Ofuscar o marido no momento montado para ele parecer um estadista de projeção mundial não soa como uma boa ideia.
DANCINHA NA FESTA
A visão de Javier Milei é completamente diferente. O presidente argentino está cada vez mais empolgado com seu projeto ultralibertário, sem precedentes no mundo, mas já conhecido a ponto, espantosamente, de influenciar atitudes de integrantes do futuro governo de Donald Trump.
Tuitou Vivek Ramaswamy, encarregado por Trump de formar o estranho casal, com Elon Musk, ao qual caberá diminuir e agilizar a gigantesca máquina governamental americana: “Uma fórmula razoável de consertar o governo dos Estados Unidos: cortes ao estilo de Milei, mas anabolizados”.

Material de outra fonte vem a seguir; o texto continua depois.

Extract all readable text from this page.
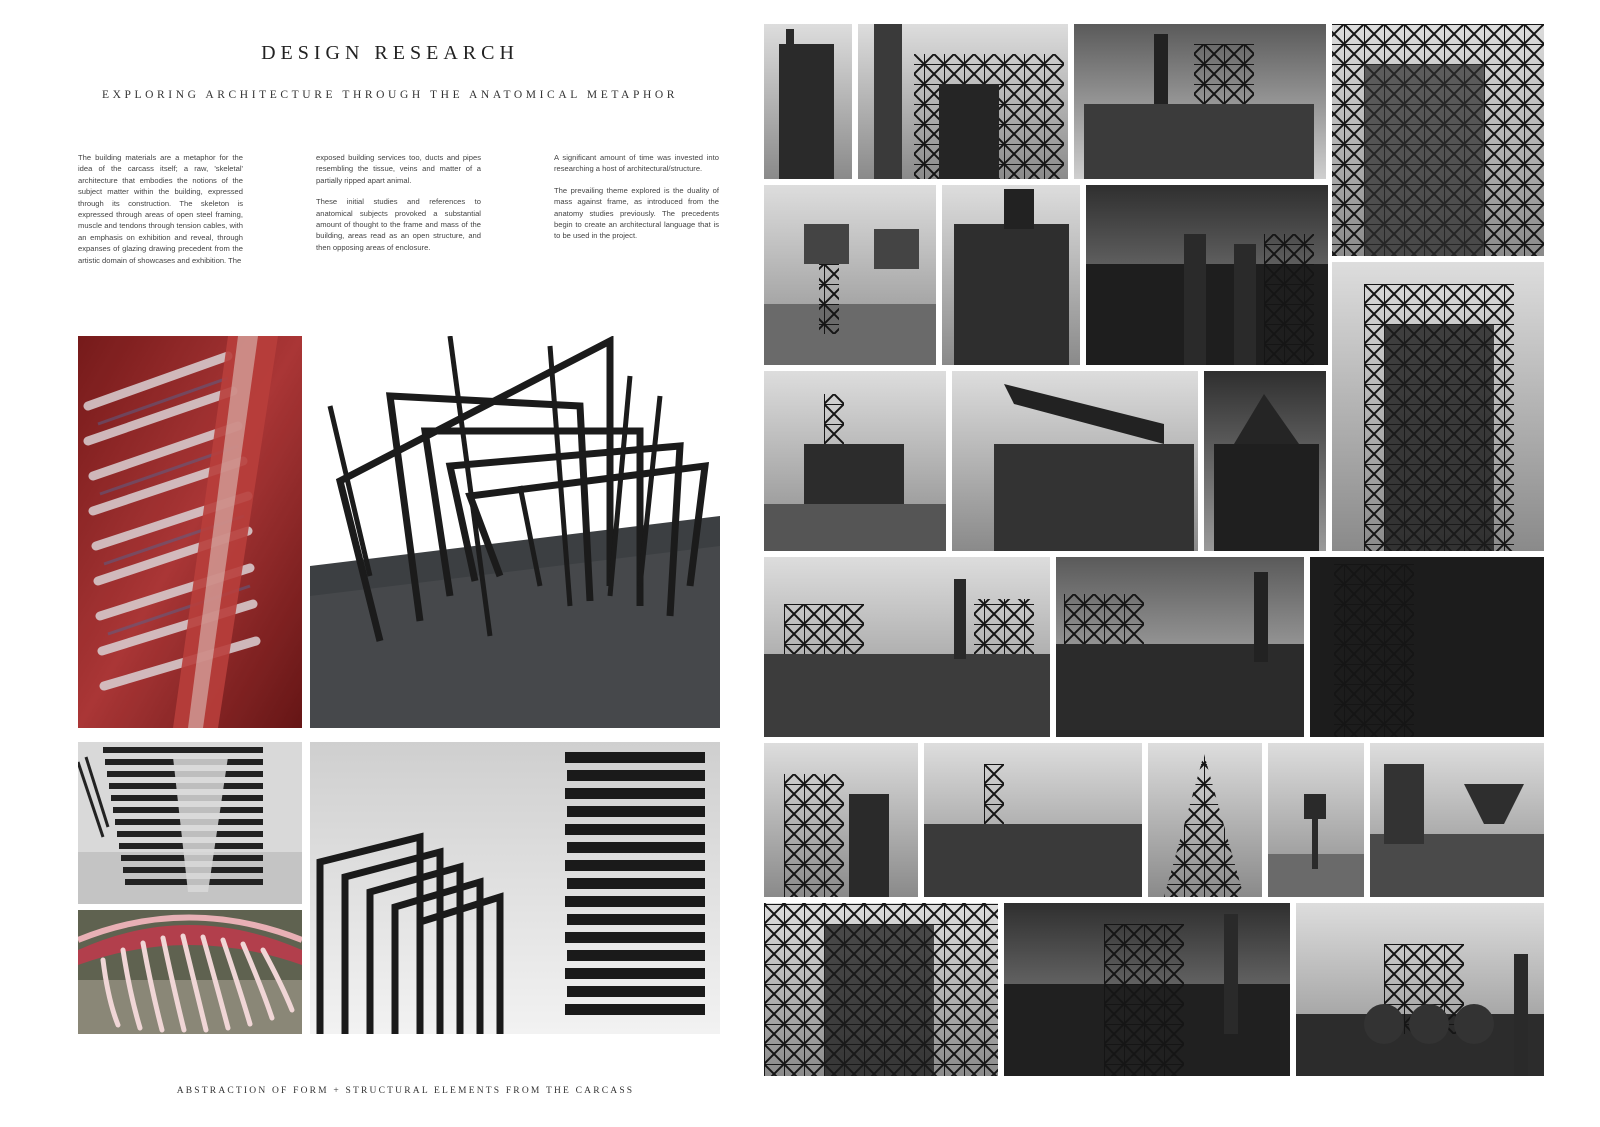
DESIGN RESEARCH
EXPLORING ARCHITECTURE THROUGH THE ANATOMICAL METAPHOR

The building materials are a metaphor for the idea of the carcass itself; a raw, 'skeletal' architecture that embodies the notions of the subject matter within the building, expressed through its construction. The skeleton is expressed through areas of open steel framing, muscle and tendons through tension cables, with an emphasis on exhibition and reveal, through expanses of glazing drawing precedent from the artistic domain of showcases and exhibition. The

exposed building services too, ducts and pipes resembling the tissue, veins and matter of a partially ripped apart animal.

These initial studies and references to anatomical subjects provoked a substantial amount of thought to the frame and mass of the building, areas read as an open structure, and then opposing areas of enclosure.

A significant amount of time was invested into researching a host of architectural/structure.

The prevailing theme explored is the duality of mass against frame, as introduced from the anatomy studies previously. The precedents begin to create an architectural language that is to be used in the project.

ABSTRACTION OF FORM + STRUCTURAL ELEMENTS FROM THE CARCASS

Imaginem só, um modesto economista que criou uma persona pública deliberadamente exagerada sair da periferia global para influenciar os Estados Unidos, com direito a dancinha na festa da vitória de Trump em Mar-a-Lago.
Muitos observadores se apegam aos aspectos performáticos de Milei e nem vão conferir o que ele está dizendo – ou fazendo. Antes da dancinha, ele teve um encontro de 45 minutos com Trump. Vai melhorar as perspectivas argentinas? Piorar não vai. Aliás, o momento tem sido positivo para ele. Um “importante operador em Wall Street” citado pelo jornal La Nación, acredita que Milei “superou o pior momento de vulnerabilidade política e econômica, entre maio e agosto”.
BRASILEIRO HONORÁRIO
Na visita aos Estados Unidos, ele cortejou o mundo high tech, um terreno onde melhorou a capacidade operacional de seu governo ao nomear como embaixador em Washington o empreendedor digital Alejandro Oxenford.
O dono da OLX, a empresa de anúncios online que opera em 45 países, é um brasileiro honorário. Veio morar ainda criança em São Paulo depois do terrível sequestro e assassinato de um tio, vítima de um grupo de extrema-direita conhecido como “o bando dos delegados”, formado justamente por integrantes da polícia federal (numa espécie de terrível “equilíbrio” que explica muito dos radicalismos argentinos, seu avô foi sequestrado pelos Montoneros, a extrema-esquerda peronista).
“Milei imagina um futuro com a Argentina transformada em um polo da alta tecnologia, inteligência artificial, machine learning e internet da coisas”, escreveu Jorge Liotti no La Nación.
Apresentar a possíveis investidores um futuro de estabilidade, mais além de recursos formidáveis como as reservas de lítio, o “combustível” da energia renovável, é um dos problemas de Milei – ou de qualquer outro presidente argentino, considerando-se o histórico de extrema instabilidade do país.